The greatest challenge of communicating the science of the coronavirus is the pace. Science communicators are accustomed to the working with complex ideas for a general audience. Placing the scientific process itself at the center of news stories has taken science communication and journalism into new territory. Journalists on the science beat have put researchers-as-sources at the center of stories about global testing of multiple treatment and vaccine development efforts; harvested news hooks from pre-prints of journal submissions; and asked researchers to clarify the scientific accuracy of the musing of the leader of the free world.


The challenges have been to present new information, fact check policy claims against established scientific understanding and to generally raise the science literacy of an American public that suddenly realizes they do care about process and results. This has ushered in a golden age of info graphics and creative explanatory videos, and shown some pitfalls of rushed science in the public eye.


Here are some high points of the science journalism and communications efforts related to the pandemic that I’ve found admirable and useful. I’d love to see examples that have inspired you, too. Please share them in the comments or in the @WEFnexusUM #INFEWS Twitter thread of this post.


Early on, when the idea of flattening the curve was new to the general public, Grant Sanderson at a his math visualization video blog 3blue1brown offered an effective explanation of exponential growth and epidemics. It’s worth browsing the more than 7,000 comments this received on YouTube to see what math love and interested critique looks like.


Two months later, science graphics editor Jonathan Corum teamed up with science writer Carl Zimmer to explain RNA mutations and why they matter to readers of The New York Times. It’s a well-paced explanation that beautifully pairs images and words to tell a story of science. Science communication is seldom a one-person show anymore. Collaboration is key to communication.

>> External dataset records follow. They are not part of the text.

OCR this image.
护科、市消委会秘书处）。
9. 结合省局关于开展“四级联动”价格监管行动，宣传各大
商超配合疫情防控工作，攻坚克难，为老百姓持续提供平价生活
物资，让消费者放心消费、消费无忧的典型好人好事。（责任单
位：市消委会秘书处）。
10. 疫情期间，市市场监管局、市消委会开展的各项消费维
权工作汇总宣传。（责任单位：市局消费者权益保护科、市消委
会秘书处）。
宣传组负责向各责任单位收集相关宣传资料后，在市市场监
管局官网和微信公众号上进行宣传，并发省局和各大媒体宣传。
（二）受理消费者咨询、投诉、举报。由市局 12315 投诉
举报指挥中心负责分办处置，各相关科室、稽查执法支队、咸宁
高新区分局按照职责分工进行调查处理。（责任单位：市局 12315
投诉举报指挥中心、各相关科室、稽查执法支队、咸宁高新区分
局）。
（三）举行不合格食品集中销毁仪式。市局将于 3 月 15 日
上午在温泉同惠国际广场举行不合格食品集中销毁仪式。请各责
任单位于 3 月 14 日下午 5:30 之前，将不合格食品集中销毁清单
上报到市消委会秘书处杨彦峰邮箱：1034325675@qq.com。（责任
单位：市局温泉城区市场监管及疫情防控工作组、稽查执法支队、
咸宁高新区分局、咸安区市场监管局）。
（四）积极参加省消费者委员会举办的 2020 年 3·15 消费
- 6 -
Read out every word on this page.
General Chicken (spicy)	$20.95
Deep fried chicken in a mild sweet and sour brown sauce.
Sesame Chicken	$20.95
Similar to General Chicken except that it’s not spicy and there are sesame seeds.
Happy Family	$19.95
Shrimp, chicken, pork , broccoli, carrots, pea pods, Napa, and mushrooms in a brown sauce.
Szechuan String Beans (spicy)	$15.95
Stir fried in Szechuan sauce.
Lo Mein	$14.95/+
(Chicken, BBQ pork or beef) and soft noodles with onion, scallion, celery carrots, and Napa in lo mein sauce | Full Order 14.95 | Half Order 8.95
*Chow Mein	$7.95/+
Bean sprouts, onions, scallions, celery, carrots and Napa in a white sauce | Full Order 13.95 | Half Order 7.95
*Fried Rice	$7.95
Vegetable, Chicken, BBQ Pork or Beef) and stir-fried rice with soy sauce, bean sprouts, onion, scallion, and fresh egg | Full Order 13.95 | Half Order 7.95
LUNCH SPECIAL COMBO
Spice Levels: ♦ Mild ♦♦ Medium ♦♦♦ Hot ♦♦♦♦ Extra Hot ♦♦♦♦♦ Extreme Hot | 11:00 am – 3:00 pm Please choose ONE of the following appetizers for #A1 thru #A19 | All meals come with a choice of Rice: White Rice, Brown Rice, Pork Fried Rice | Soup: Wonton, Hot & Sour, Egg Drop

Across the media landscape, news outlets have offered coverage of the coronavirus for free to non-subscribers as a public service. Our good friends at Simbio in Missoula have done something similar, making their digital biology education software broadly available for free to high school and college teachers thrust overnight into the world of remote education. Their How Diseases Spread exploration of epidemiology was created before COVID19 but is highly relevant and being offered for free for summer and fall classes.


The twin needs of science literacy and media literacy are colliding in the Zoomiverse. At times, it feels like a train wreck we can’t turn away from. But turn away we must, we have work to do. It’s time for journalists, science information specialists and researchers across a broad spectrum of social and physical sciences to seize this moment of audience interest and up their science communication game. The world is watching. And learning.